Jason Lyall is an associate professor of political science and director of the Political Violence Fieldlab at Yale University. He notes inconsistency in Trump’s analysis.

This morning’s tweetstorm by President Trump about Iran is a wonderful example of the myth of the “paper tiger”: the dangerous, usually mistaken, belief that an opponent is both hellbent on aggression and easily cowed by military action or the threats of its use. Over the span of four tweets, Trump demonstrates remarkable intellectual flexibility, with Iran viewed as everything from a massive threat to the world to a boxed-in has-been (“bust,” in Trump’s words). The first tweet lambastes President Barack Obama for appeasing a looming Iranian threat. By the second tweet, Iran is now a badly weakened opponent. But dangerous enough to warrant a multisite retaliatory strike (tweet 3), unless civilians are harmed, in which case Iran isn’t that pressing after all. The fourth tweet is the real masterwork, though. Trump simultaneously argues that Iran is fading, that the United States holds all the cards and that there’s “no hurry,” except that Iran’s nuclear ambitions threaten the entire world, justifying a public pledge that Iran will “never” acquire these weapons. Given these inconsistencies in threat assessment, it is no wonder that the policy process appears dysfunctional and subject to capture by personalities and political considerations within the Oval Office.

Austin Carson is an assistant professor of political science at the University of Chicago. He asks what Trump’s motivations were for calling off the retaliatory action.

For me, the $64,000 question is: What underlies Trump’s concern about whether a strike with human fatalities would be a proportionate response to Iran’s attack on a pilotless drone?
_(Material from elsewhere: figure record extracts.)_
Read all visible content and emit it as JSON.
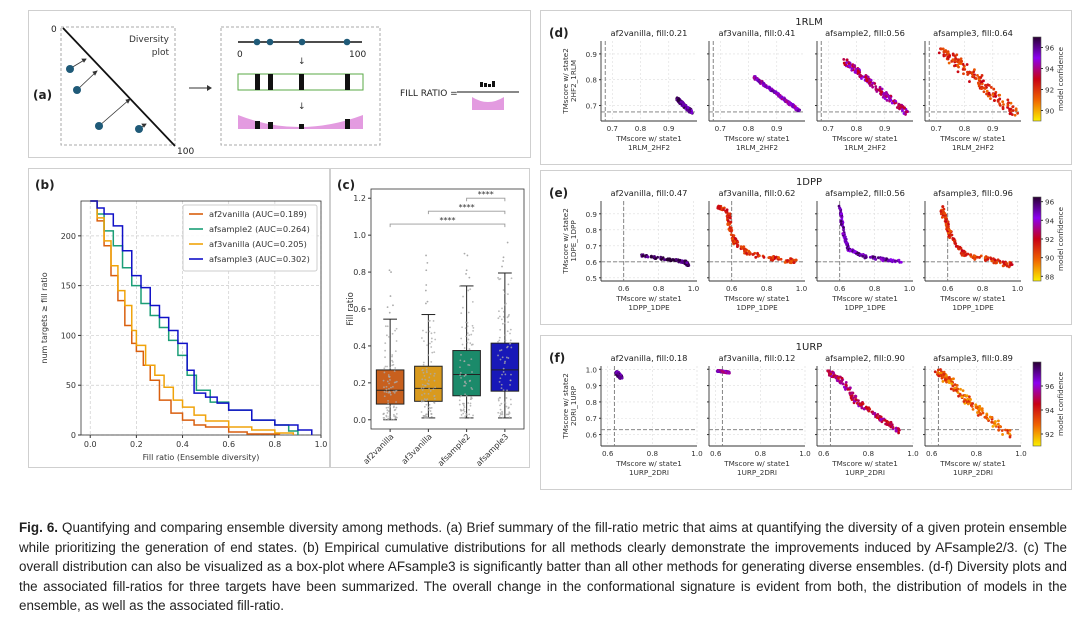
{
  "panel_a": {
    "label": "(a)",
    "axis_start": "0",
    "axis_end": "100",
    "diversity_plot_label_line1": "Diversity",
    "diversity_plot_label_line2": "plot",
    "line_start": "0",
    "line_end": "100",
    "fill_ratio_label": "FILL RATIO =",
    "colors": {
      "point": "#1f5a78",
      "bin_box": "#5aaa45",
      "density": "#e39be0"
    }
  },
  "chart_data": [
    {
      "id": "b",
      "panel_label": "(b)",
      "type": "line",
      "title": "",
      "xlabel": "Fill ratio (Ensemble diversity)",
      "ylabel": "num targets ≥ fill ratio",
      "xlim": [
        -0.04,
        1.0
      ],
      "ylim": [
        0,
        235
      ],
      "xticks": [
        "0.0",
        "0.2",
        "0.4",
        "0.6",
        "0.8",
        "1.0"
      ],
      "yticks": [
        "0",
        "50",
        "100",
        "150",
        "200"
      ],
      "grid": true,
      "legend_position": "top-right",
      "series": [
        {
          "name": "af2vanilla (AUC=0.189)",
          "color": "#d95f0e",
          "x": [
            0.0,
            0.03,
            0.06,
            0.09,
            0.12,
            0.15,
            0.18,
            0.2,
            0.23,
            0.26,
            0.3,
            0.35,
            0.4,
            0.45,
            0.5,
            0.6,
            0.68,
            0.82
          ],
          "y": [
            235,
            215,
            190,
            160,
            135,
            110,
            92,
            84,
            70,
            55,
            35,
            22,
            15,
            10,
            8,
            3,
            1,
            0
          ]
        },
        {
          "name": "afsample2 (AUC=0.264)",
          "color": "#1b9e77",
          "x": [
            0.0,
            0.03,
            0.06,
            0.1,
            0.14,
            0.18,
            0.22,
            0.26,
            0.3,
            0.34,
            0.38,
            0.42,
            0.46,
            0.52,
            0.6,
            0.7,
            0.8,
            0.86,
            0.9
          ],
          "y": [
            235,
            222,
            205,
            190,
            168,
            150,
            132,
            120,
            108,
            95,
            80,
            60,
            45,
            33,
            25,
            15,
            10,
            4,
            0
          ]
        },
        {
          "name": "af3vanilla (AUC=0.205)",
          "color": "#f0a30a",
          "x": [
            0.0,
            0.03,
            0.06,
            0.09,
            0.12,
            0.15,
            0.18,
            0.2,
            0.24,
            0.28,
            0.32,
            0.36,
            0.4,
            0.45,
            0.5,
            0.6,
            0.7,
            0.8,
            0.88
          ],
          "y": [
            235,
            218,
            195,
            170,
            145,
            130,
            105,
            90,
            70,
            60,
            48,
            35,
            28,
            20,
            14,
            8,
            5,
            2,
            0
          ]
        },
        {
          "name": "afsample3 (AUC=0.302)",
          "color": "#1010c8",
          "x": [
            0.0,
            0.03,
            0.06,
            0.1,
            0.14,
            0.18,
            0.22,
            0.26,
            0.3,
            0.34,
            0.38,
            0.42,
            0.45,
            0.5,
            0.55,
            0.6,
            0.7,
            0.8,
            0.9,
            0.96,
            0.96
          ],
          "y": [
            235,
            228,
            222,
            210,
            185,
            160,
            148,
            130,
            118,
            105,
            92,
            65,
            42,
            38,
            32,
            25,
            15,
            10,
            5,
            4,
            0
          ]
        }
      ]
    },
    {
      "id": "c",
      "panel_label": "(c)",
      "type": "box",
      "ylabel": "Fill ratio",
      "ylim": [
        -0.05,
        1.25
      ],
      "yticks": [
        "0.0",
        "0.2",
        "0.4",
        "0.6",
        "0.8",
        "1.0",
        "1.2"
      ],
      "categories": [
        "af2vanilla",
        "af3vanilla",
        "afsample2",
        "afsample3"
      ],
      "colors": [
        "#c8601e",
        "#d99a1e",
        "#1b8a6a",
        "#1818b8"
      ],
      "boxes": [
        {
          "whisker_low": 0.0,
          "q1": 0.085,
          "median": 0.16,
          "q3": 0.27,
          "whisker_high": 0.545,
          "outliers": [
            0.58,
            0.61,
            0.62,
            0.67,
            0.8,
            0.81
          ]
        },
        {
          "whisker_low": 0.01,
          "q1": 0.1,
          "median": 0.17,
          "q3": 0.29,
          "whisker_high": 0.57,
          "outliers": [
            0.63,
            0.64,
            0.7,
            0.73,
            0.81,
            0.85,
            0.89
          ]
        },
        {
          "whisker_low": 0.01,
          "q1": 0.13,
          "median": 0.245,
          "q3": 0.375,
          "whisker_high": 0.725,
          "outliers": [
            0.77,
            0.79,
            0.81,
            0.89,
            0.9
          ]
        },
        {
          "whisker_low": 0.01,
          "q1": 0.155,
          "median": 0.27,
          "q3": 0.415,
          "whisker_high": 0.795,
          "outliers": [
            0.83,
            0.86,
            0.88,
            0.96
          ]
        }
      ],
      "significance": [
        {
          "from": 0,
          "to": 3,
          "label": "****",
          "y": 1.06
        },
        {
          "from": 1,
          "to": 3,
          "label": "****",
          "y": 1.13
        },
        {
          "from": 2,
          "to": 3,
          "label": "****",
          "y": 1.2
        }
      ]
    },
    {
      "id": "d",
      "panel_label": "(d)",
      "type": "scatter",
      "target": "1RLM",
      "xlabel_line1": "TMscore w/ state1",
      "xlabel_line2": "1RLM_2HF2",
      "ylabel_line1": "TMscore w/ state2",
      "ylabel_line2": "2HF2_1RLM",
      "xlim": [
        0.66,
        1.0
      ],
      "ylim": [
        0.64,
        0.95
      ],
      "xticks": [
        0.7,
        0.8,
        0.9
      ],
      "yticks": [
        0.7,
        0.8,
        0.9
      ],
      "ref_x": 0.675,
      "ref_y": 0.675,
      "colorbar": {
        "label": "model confidence",
        "ticks": [
          "90",
          "92",
          "94",
          "96"
        ],
        "range": [
          89,
          97
        ]
      },
      "subplots": [
        {
          "title": "af2vanilla, fill:0.21",
          "line": [
            [
              0.93,
              0.725
            ],
            [
              0.98,
              0.675
            ]
          ],
          "conf": 96,
          "spread": 0.008
        },
        {
          "title": "af3vanilla, fill:0.41",
          "line": [
            [
              0.82,
              0.81
            ],
            [
              0.98,
              0.68
            ]
          ],
          "conf": 95,
          "spread": 0.006
        },
        {
          "title": "afsample2, fill:0.56",
          "line": [
            [
              0.76,
              0.87
            ],
            [
              0.98,
              0.67
            ]
          ],
          "conf": 94,
          "spread": 0.014
        },
        {
          "title": "afsample3, fill:0.64",
          "line": [
            [
              0.72,
              0.92
            ],
            [
              0.98,
              0.67
            ]
          ],
          "conf": 92,
          "spread": 0.03
        }
      ]
    },
    {
      "id": "e",
      "panel_label": "(e)",
      "type": "scatter",
      "target": "1DPP",
      "xlabel_line1": "TMscore w/ state1",
      "xlabel_line2": "1DPP_1DPE",
      "ylabel_line1": "TMscore w/ state2",
      "ylabel_line2": "1DPE_1DPP",
      "xlim": [
        0.47,
        1.02
      ],
      "ylim": [
        0.48,
        0.98
      ],
      "xticks": [
        0.6,
        0.8,
        1.0
      ],
      "yticks": [
        0.5,
        0.6,
        0.7,
        0.8,
        0.9
      ],
      "ref_x": 0.6,
      "ref_y": 0.6,
      "colorbar": {
        "label": "model confidence",
        "ticks": [
          "88",
          "90",
          "92",
          "94",
          "96"
        ],
        "range": [
          87.5,
          96.5
        ]
      },
      "subplots": [
        {
          "title": "af2vanilla, fill:0.47",
          "path": [
            [
              0.7,
              0.64
            ],
            [
              0.95,
              0.6
            ],
            [
              0.97,
              0.58
            ]
          ],
          "conf": 96,
          "spread": 0.01
        },
        {
          "title": "af3vanilla, fill:0.62",
          "path": [
            [
              0.52,
              0.95
            ],
            [
              0.58,
              0.9
            ],
            [
              0.59,
              0.8
            ],
            [
              0.62,
              0.72
            ],
            [
              0.7,
              0.65
            ],
            [
              0.85,
              0.62
            ],
            [
              0.97,
              0.6
            ]
          ],
          "conf": 91,
          "spread": 0.02
        },
        {
          "title": "afsample2, fill:0.56",
          "path": [
            [
              0.6,
              0.95
            ],
            [
              0.62,
              0.78
            ],
            [
              0.65,
              0.68
            ],
            [
              0.75,
              0.63
            ],
            [
              0.95,
              0.6
            ]
          ],
          "conf": 95,
          "spread": 0.012
        },
        {
          "title": "afsample3, fill:0.96",
          "path": [
            [
              0.56,
              0.95
            ],
            [
              0.59,
              0.85
            ],
            [
              0.62,
              0.75
            ],
            [
              0.7,
              0.64
            ],
            [
              0.85,
              0.61
            ],
            [
              0.96,
              0.58
            ]
          ],
          "conf": 91,
          "spread": 0.02
        }
      ]
    },
    {
      "id": "f",
      "panel_label": "(f)",
      "type": "scatter",
      "target": "1URP",
      "xlabel_line1": "TMscore w/ state1",
      "xlabel_line2": "1URP_2DRI",
      "ylabel_line1": "TMscore w/ state2",
      "ylabel_line2": "2DRI_1URP",
      "xlim": [
        0.57,
        1.0
      ],
      "ylim": [
        0.53,
        1.02
      ],
      "xticks": [
        0.6,
        0.8,
        1.0
      ],
      "yticks": [
        0.6,
        0.7,
        0.8,
        0.9,
        1.0
      ],
      "ref_x": 0.63,
      "ref_y": 0.63,
      "colorbar": {
        "label": "model confidence",
        "ticks": [
          "92",
          "94",
          "96"
        ],
        "range": [
          91,
          98
        ]
      },
      "subplots": [
        {
          "title": "af2vanilla, fill:0.18",
          "path": [
            [
              0.64,
              0.98
            ],
            [
              0.66,
              0.95
            ]
          ],
          "conf": 97,
          "spread": 0.012
        },
        {
          "title": "af3vanilla, fill:0.12",
          "path": [
            [
              0.61,
              0.99
            ],
            [
              0.66,
              0.98
            ]
          ],
          "conf": 96,
          "spread": 0.006
        },
        {
          "title": "afsample2, fill:0.90",
          "path": [
            [
              0.62,
              0.98
            ],
            [
              0.68,
              0.93
            ],
            [
              0.75,
              0.8
            ],
            [
              0.85,
              0.7
            ],
            [
              0.94,
              0.62
            ]
          ],
          "conf": 95,
          "spread": 0.02
        },
        {
          "title": "afsample3, fill:0.89",
          "path": [
            [
              0.62,
              0.99
            ],
            [
              0.68,
              0.93
            ],
            [
              0.75,
              0.82
            ],
            [
              0.85,
              0.7
            ],
            [
              0.95,
              0.6
            ]
          ],
          "conf": 93,
          "spread": 0.03
        }
      ]
    }
  ],
  "caption": {
    "fig_label": "Fig. 6.",
    "text": " Quantifying and comparing ensemble diversity among methods. (a) Brief summary of the fill-ratio metric that aims at quantifying the diversity of a given protein ensemble while prioritizing the generation of end states. (b) Empirical cumulative distributions for all methods clearly demonstrate the improvements induced by AFsample2/3. (c) The overall distribution can also be visualized as a box-plot where AFsample3 is significantly batter than all other methods for generating diverse ensembles. (d-f) Diversity plots and the associated fill-ratios for three targets have been summarized. The overall change in the conformational signature is evident from both, the distribution of models in the ensemble, as well as the associated fill-ratio."
  }
}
Perhaps because a disproportionate retaliation would be illegal under the laws of war? Or he worried about human suffering, or U.S. reputation, or the possibility that it would kick off an escalatory spiral where Iran would respond in turn? Or simple reelection concerns?

We have no way to know at this point, but my money is on escalation. Trump was surely briefed on how different U.S. responses would affect the likelihood of a violent Iranian response. Given Iran’s own rhetoric and its leadership dynamics, a U.S. attack that led to triple-digit casualties would almost certainly lead Iran to try to retaliate in kind. Even a limited tit-for-tat exchange would create an intense, months-long crisis that would seize attention Trump clearly would prefer to have focus on other things (i.e., immigration and the economy). He likes to raise the temperature through “maximum pressure,” but this would be a whole new ballgame.

Of course, this assumes Trump’s decision was reasoned and not pure impulse. Here I think it’s important to remember that gut reactions, intuition and strategy are not at all incompatible. Trump’s decision may have been a somewhat impulsive gut reaction which reflected his intuition that “this could get messy.” Trump need not be trained in game theory to understand an escalatory spiral would be likely and might damage him politically, which is what he most likely cares about the most.

Rose Kelanic is an assistant professor of political science at Notre Dame. She said that Trump may have lucked into the right response.

Trump stumbled onto the right policy — avoiding war — but the bizarre last-minute change in plans will surely confuse Iranian leaders. Avoiding unwanted escalation is hard enough when both sides strategically signal restraint. Trump signals randomness. Policy by Magic 8 Ball? Speculators might bid up oil prices in the short run, but even if war occurs, long-run supply disruption remains unlikely. And remember, 4 billion barrels of U.S. and allied strategic petroleum reserves (SPRs) can compensate for gaps.